Tampak dari dalam Makam Ki Suro (tengah), Raden Kencana (barat), dan Kyai Agus Salim / Kyai Agus 'Aliman (timur)
Berdirinya Desa Tegalgubug berawal dari seorang pengawal Syekh Syarif Hidayatullah atau Sunan Gunung Jati yang bernama, Syekh Muhyiddin Waliyullah. Menurut cerita, Syekh Muhyiddin Waliyullah bisa juga disebut Syekh Abdurrahman bahkan lebih dikenal dengan Ki Suro atau Ki Suropati (Ki Gede Suro). Ki Suro berasal dari negeri Arab, namun menurut sumber lain menyebutkan dari Mesir atau Baghdad.
Ki Suro merupakan pengawal Sunan Gunung Jati dan seorang penggeden (Pembesar) yang memiliki kesaktian cukup tinggi. Menurut cerita, Ki Suro juga terlibat dalam usaha Kesultanan Cirebon menaklukan kerajaan Talaga dan Galuh. Kedua kerajaan tersebut berhasil ditaklukkan Kesultanan Cirebon supaya semua penduduknya beralih untuk memeluk ajaran Islam.
Agar penyebaran Agama Islam tetap terjaga di dua kerajaan tersebut, maka Sunan Gunung Jati mempercayakan Ki Suro untuk diberi kepercayaan.

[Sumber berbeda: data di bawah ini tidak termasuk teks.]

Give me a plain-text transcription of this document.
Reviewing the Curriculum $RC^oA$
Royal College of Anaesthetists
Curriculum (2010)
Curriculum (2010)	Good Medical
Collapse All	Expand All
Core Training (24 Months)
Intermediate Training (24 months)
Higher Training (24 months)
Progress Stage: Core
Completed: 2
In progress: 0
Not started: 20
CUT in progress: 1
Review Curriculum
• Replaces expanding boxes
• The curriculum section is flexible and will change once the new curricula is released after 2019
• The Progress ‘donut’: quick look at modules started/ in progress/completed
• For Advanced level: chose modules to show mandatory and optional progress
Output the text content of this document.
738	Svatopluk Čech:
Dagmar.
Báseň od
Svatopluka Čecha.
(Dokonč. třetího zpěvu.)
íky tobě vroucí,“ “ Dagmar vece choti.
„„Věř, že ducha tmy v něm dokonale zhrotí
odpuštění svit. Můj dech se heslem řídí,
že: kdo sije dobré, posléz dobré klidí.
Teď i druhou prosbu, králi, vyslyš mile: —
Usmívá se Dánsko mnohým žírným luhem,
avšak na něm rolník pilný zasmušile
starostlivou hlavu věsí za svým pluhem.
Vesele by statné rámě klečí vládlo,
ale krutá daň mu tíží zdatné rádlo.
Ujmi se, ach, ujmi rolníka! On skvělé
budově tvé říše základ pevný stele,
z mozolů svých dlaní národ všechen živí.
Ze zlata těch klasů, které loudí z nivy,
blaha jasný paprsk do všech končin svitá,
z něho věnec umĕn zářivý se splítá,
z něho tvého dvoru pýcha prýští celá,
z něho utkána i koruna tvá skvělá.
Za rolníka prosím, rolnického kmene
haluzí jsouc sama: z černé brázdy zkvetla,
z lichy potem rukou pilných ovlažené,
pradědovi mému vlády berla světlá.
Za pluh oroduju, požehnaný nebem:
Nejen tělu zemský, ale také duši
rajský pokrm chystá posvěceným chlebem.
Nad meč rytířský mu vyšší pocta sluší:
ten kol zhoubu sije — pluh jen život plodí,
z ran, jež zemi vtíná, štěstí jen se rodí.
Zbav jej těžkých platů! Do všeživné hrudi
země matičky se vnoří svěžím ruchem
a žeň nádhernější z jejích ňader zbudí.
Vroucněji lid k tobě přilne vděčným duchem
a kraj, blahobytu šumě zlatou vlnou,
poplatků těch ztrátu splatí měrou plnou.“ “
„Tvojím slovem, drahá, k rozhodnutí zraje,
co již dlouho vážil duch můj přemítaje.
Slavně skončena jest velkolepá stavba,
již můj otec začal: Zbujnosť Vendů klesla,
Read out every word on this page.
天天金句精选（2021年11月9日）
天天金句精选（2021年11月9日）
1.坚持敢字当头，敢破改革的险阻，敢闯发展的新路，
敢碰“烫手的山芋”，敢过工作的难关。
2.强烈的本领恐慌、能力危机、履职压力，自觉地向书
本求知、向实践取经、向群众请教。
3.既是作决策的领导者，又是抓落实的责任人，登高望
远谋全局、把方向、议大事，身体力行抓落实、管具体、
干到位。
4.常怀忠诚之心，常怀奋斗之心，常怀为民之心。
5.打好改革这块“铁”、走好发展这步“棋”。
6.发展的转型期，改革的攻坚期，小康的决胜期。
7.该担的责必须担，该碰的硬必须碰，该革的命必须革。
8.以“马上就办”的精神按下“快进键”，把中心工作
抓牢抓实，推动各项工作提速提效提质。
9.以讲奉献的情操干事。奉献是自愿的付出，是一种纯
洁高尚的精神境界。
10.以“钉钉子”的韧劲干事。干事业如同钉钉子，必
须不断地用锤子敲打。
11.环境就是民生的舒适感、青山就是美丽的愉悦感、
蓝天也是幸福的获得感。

Ki Suro disebut juga sebagai santri Sunan Gunung Jati yang sudah dua tahun tinggal di Kesultanan Cirebon. Sumber lain menyebutkan, keberadaan Ki Suro di Cirebon bukan sebagai santri Sunan Gunung Jati, tetapi ingin membantu menyebar luaskan ajaran Islam di puilau Jawa.
Setelah dianggap cukup ilmu, Sunan Gunung Jati kemudian mengutus Ki Suro untuk membantu menyebarkan ajaran Islam ke seluruh pelosok pulau Jawa. Dalam usaha menyebarkan agama Islam, Ki Suro banyak mendapat rintangan. Seringkali harus perang tanding dengan para penguasa pedukuhan yang ditemuinya. Namun berkat kesaktian yang dimilikinya, berbagai rintangan dapat ditaklukkan dan mereka memeluk agama Islam.
Tampak dari luar Makam Ki Gede Suro
Satu ketika, Ki Suro mendapat perintah khusus dari Sunan Gunung Jati untuk membawa Alquran dalam jumlah banyak ke Pondok Ki Pancawala.
Pondok Ki Pancawala merupakan seorang pembesar di Kerajaan Talaga. Kitab suci Alquran yang dibawa oleh Ki Suro, dimaksudkan untuk dijadikan sebagai pedoman di Kerajaan Talaga dan Galuh. Namun di tengah perjalanan menuju Kerajaan Talaga, Ki Suro menemui sebuah sayembara untuk bisa mengalahkan seorang pembesar Kerajaan Talaga.
Pembesar tersebut bernama Ki Wadaksi, barang siapa mampu mengalahkannya maka hadiahnya dinikahkan dengan putrinya yang bernama Nyi Mas Wedara. Kemudian Ki Suro ikut sayembara, keikutsertaanya hanya untuk mengukur ketinggian ilmu Ki Wadaksi tanpa mempedulikan hadiah. Pertarungan dimulai, Ki Wadaksi dapat dikalahkan dan kemudian bersedia memeluk agama Islam bersama murid–muridnya. Sang putri yang menjadi hadiah, diserahkan kepada Raden Palayasa yang sebelumnya saling mencintai dengan Nyi Mas Wedara. Kemudian Ki Suro sampai di Pondok Ki Pancawala yang menjadi misinya dari perintah Sunan Gunung Jati.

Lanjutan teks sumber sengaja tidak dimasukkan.